95K Northwestern, Pepperdine, USC
94K U of Miami, Vanderbilt, Wake Forest
93K Boston College, Brown, Duke, Georgetown, Harvey Mudd, Washington University, Wesleyan
#90K Expensive Privates
82K UVA
#70K Expensive Publics; Cheaper Privates
65K Elon (#117)
61K Hanover College (#115 liberal arts)
61K Mercer University (#169)
58K Howard University (#88)
58K Soka University (#37 liberal arts)
57K Hendrix College (#96 liberal arts)
55K St Johns (MD) (#84 liberal arts)
55K St Johns (NM) (#96 liberal arts)
54K Hope College (#84 liberal arts)
50K Hillsdale College (#50 liberal arts)
#50K Cheaper Publics
48K Morehouse College (#96 liberal arts)
46K Thomas Aquinas (#146 liberal arts)
46K University of Mary Washington (#131 liberal arts)

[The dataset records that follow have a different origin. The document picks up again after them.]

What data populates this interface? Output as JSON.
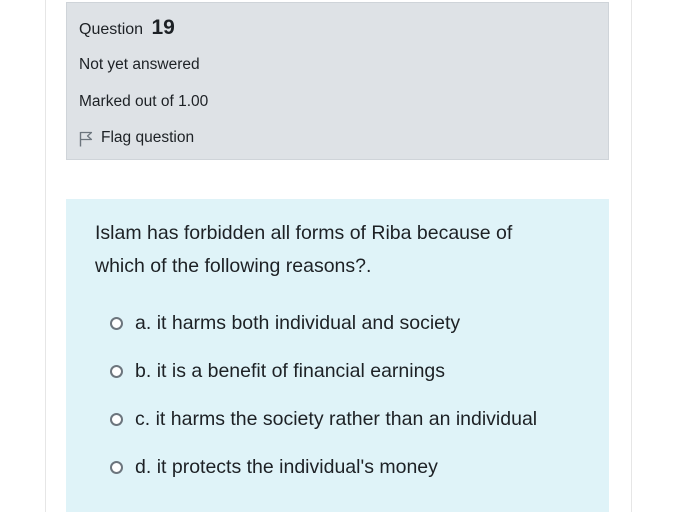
{
  "info": {
    "question_prefix": "Question",
    "question_number": "19",
    "state": "Not yet answered",
    "grade": "Marked out of 1.00",
    "flag_label": "Flag question",
    "flag_icon": "flag-outline-icon"
  },
  "question": {
    "line1": "Islam has forbidden all forms of Riba because of",
    "line2": "which of the following reasons?."
  },
  "options": [
    {
      "letter": "a.",
      "text": "it harms both individual and society"
    },
    {
      "letter": "b.",
      "text": "it is a benefit of financial earnings"
    },
    {
      "letter": "c.",
      "text": "it harms the society rather than an individual"
    },
    {
      "letter": "d.",
      "text": "it protects the individual's money"
    }
  ],
  "colors": {
    "info_bg": "#dee2e6",
    "content_bg": "#dff3f8",
    "text": "#1d2125"
  }
}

46K University of Florida (#30)
46K University of Nevada-Reno (#192)
45K University of Houston (#132)
45K West Virginia University (#222)
44K Florida Atlantic (#183)
44K Kansas State (#158)
44K Cal State-Fullerton (#139)
44K UNLV (#232)
44K UNC-Wilmington (#198)
43K Iowa State (#117)
43K Ohio University (#198)
43K University of Louisville (#158)
42K Purdue (#46)
42K SUNY College Env Science and Forestry (#158)
41K Florida State (#51)
41K Texas Tech (#198)
41K Cal State Long Beach (#127)
40K East Carolina (#192)
40K SUNY Purchase (#131 liberal arts)
40K University of Central Florida (#117)
40K UNC-Asheville (#135 liberal arts)
40K UNC-Charlotte (#143)
37K Florida International (#97)
37K UNC-Greensboro (#198)
36K University South Florida (#88)
30K Cal State Fresno (#183)
30K University Minnesota Morris (#115 liberal arts)
22K BYU (#110)
12K Berea (#45 liberal arts, requires financial aid)
Observations:
There’s very little competition on total cost outside of the larger tiers. For most families, list price is meaningless for private universities. However, there are full-pay families that are cost-aware. There are also lots of affordability issues at some state flagships, many of their students would be better off financially at a full-need private. This is all very well known.

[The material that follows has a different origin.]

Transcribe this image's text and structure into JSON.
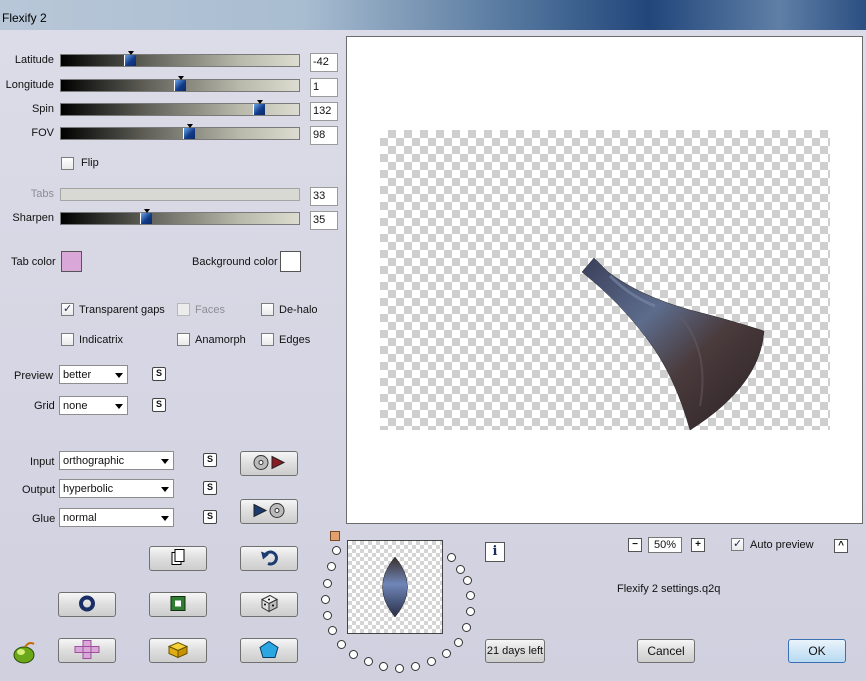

Purdue, University of Florida, and Florida State are clearly very good deals. Purdue OOS is only 5K more than my flagship and significantly better in ranking. Which is why it seems to be a hot school among my son’s peers. Howard, Soka, and UM-Morris look intriguing and I have never heard them discussed. Hillsdale is unique. BYU is a much better deal than I expected, but a unique environment for non-LDS. Berea is unique.
Conclusion:
Parents I know in the full-pay category are really starting to get sticker fatigue at 90K/year for T100-level schools. Anecdotally, cheaper publics (especially in the southeast and southwest) are beginning to look more attractive. T20 students who can get high merit at T100s are looking at bigger and bigger piles of money on the other side of the scale with 250-300K differences vs. 75K back in my day.

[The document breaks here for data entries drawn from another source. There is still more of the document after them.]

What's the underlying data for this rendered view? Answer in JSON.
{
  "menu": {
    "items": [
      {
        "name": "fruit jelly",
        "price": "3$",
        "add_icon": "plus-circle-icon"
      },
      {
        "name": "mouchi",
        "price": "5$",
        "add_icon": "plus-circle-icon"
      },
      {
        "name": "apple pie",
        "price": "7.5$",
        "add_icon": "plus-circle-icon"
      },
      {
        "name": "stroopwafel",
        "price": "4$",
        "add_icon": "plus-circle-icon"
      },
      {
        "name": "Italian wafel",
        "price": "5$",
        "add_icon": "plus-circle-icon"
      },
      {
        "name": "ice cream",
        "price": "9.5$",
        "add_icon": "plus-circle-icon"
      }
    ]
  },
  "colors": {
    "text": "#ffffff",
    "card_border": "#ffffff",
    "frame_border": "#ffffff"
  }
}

At some point, I believe a T100 private will back off of the current financial aid arms race, and focus on price competition. T50+ are not moving the needle with “175K or less, 200K or less, etc.” as students are easily swayed by a matching offer from a higher ranked school. Rice used to have a significantly lower cost than its peers – I know people who went there for that reason during the 90s. What school will take advantage of this gap? (Olin gave it a try).
If there are schools you think I’m missing, please let me know and I’ll update the list.